Ms. Aresti and Ms. Bourne will keep 35 percent of their sales receipts; the rest will go to the women who supplied the clothing. The original owners then have the choice of either retrieving unsold items or donating them to charity groups.

Many of the people running this year’s mercadillos had little or no experience in retail sales. Ms. Bourne was laid off by a real estate company; Ms. Aresti lost her job as director of a company that organizes business conferences.

“I don’t yet know whether my future really lies in fashion,” Ms. Aresti said, “but there comes a point in such a hopeless job market when you’ve at least got to try to reinvent yourself.”

Even merchants with long experience in retail or fashion are borrowing some of the practices of the little markets as a way to lure customers.

“Store sales have been plummeting, so you need to go out of your way to make it fun and worthwhile for people to still do some shopping this Christmas,” said Cristina Terrón, a fashion stylist whose mercadillo sold some clothing she had initially selected for television and movie productions. “Something that started out of economic necessity is now also turning into a fashion.”

On average, Spanish households are set to spend $790 to $920 on Christmas shopping this year, down as much as 38 percent from 2007, before the onset of the economic crisis, according to a study published this month by Esade, a Spanish business school.

Jaime Castelló, a marketing professor and one of the authors of the study, said the crisis was not only reducing spending, but also speeding up changes in consumer habits.

About 70 percent of Spanish households said they would search online before buying any Christmas gifts, and 25 percent said they would not even step into a department store, according to the study. The mercadillos, Mr. Castelló suggested, were “another alternative in this crisis to the traditional buying channels.”

Ana María Menoyo Delgado, 26, said she had “lots of fun” searching the Christmas mercadillo Web sites as she worked her way through her holiday shopping list.

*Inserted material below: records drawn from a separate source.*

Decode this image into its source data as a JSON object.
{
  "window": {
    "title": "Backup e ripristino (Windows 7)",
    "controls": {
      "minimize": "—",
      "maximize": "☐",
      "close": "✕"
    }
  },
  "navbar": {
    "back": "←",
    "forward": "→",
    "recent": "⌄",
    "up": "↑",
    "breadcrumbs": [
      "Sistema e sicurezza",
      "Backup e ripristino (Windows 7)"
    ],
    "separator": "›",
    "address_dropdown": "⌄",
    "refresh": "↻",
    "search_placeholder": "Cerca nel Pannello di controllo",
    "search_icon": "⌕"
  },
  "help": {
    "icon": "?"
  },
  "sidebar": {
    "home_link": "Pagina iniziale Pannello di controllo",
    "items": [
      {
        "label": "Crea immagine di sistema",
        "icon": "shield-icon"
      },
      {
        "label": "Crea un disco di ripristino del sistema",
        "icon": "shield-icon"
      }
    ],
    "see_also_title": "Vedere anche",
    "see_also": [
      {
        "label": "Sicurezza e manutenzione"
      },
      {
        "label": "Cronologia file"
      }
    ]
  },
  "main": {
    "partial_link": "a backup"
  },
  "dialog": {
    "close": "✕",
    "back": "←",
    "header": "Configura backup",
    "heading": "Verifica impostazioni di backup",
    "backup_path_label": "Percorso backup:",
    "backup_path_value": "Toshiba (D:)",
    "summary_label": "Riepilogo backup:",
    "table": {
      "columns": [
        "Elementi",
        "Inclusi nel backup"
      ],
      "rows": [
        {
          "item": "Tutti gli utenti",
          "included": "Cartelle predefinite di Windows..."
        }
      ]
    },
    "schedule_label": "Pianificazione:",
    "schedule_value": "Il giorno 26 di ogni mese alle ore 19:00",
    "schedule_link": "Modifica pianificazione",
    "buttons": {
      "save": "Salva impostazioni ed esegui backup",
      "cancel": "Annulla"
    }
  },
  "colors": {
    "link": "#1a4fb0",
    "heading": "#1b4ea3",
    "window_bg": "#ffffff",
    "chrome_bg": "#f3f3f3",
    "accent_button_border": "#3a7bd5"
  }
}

At Abo Cool’s market, with her mother’s help, she ended up with two designer hand bags, a skirt and a coat, spending a total of $659.

While bargain hunting is part of the attraction, several buyers said they simply preferred the mercadillos to department stores.

“I can’t stand anymore walking into a conventional luxury store where you are likely to be welcomed by a pretty and young but utterly grumpy sales attendant,” Irene Trigueros, a commodities trader, said as she tried on a pair of secondhand sunglasses.

Some of the mercadillos have even been held in bars. “Having a cocktail while trying on some nice clothing seems to me a perfect way to end the day,” said Alberto Martínez, owner of the 1862 Dry Bar, who allowed his basement to become a mercadillo for three days this month.

Mr. Martínez did not charge any rent, but some of the larger mercadillos add to their revenue by renting out booths in their spaces to smaller sellers, normally for $200 to $400 a weekend.

In Alcobendas, on the outskirts of Madrid, a warehouse was transformed into La Galería del 32, a market that sold, among other things, wine, ham, sculpture, jewelry and handbags. The warehouse used to store electronics equipment and other goods until about three years ago, when the demand for storage space dried up as retail sales slumped.

“This kind of event is a great way for those who exhibit to attract more shoppers, while we earn something from renting the space rather than allowing it to stand empty,” said Leticia Martínez Rubio, one of the organizers.

A charity foundation, the Fundacíon Dar, also took part in the weekend event, encouraging shoppers to bring toys that the foundation would distribute to underprivileged children in the Madrid area.

“Beside having a successful weekend sale, I think it’s also important to keep some of the Christmas spirit,” Ms. Martínez Rubio said.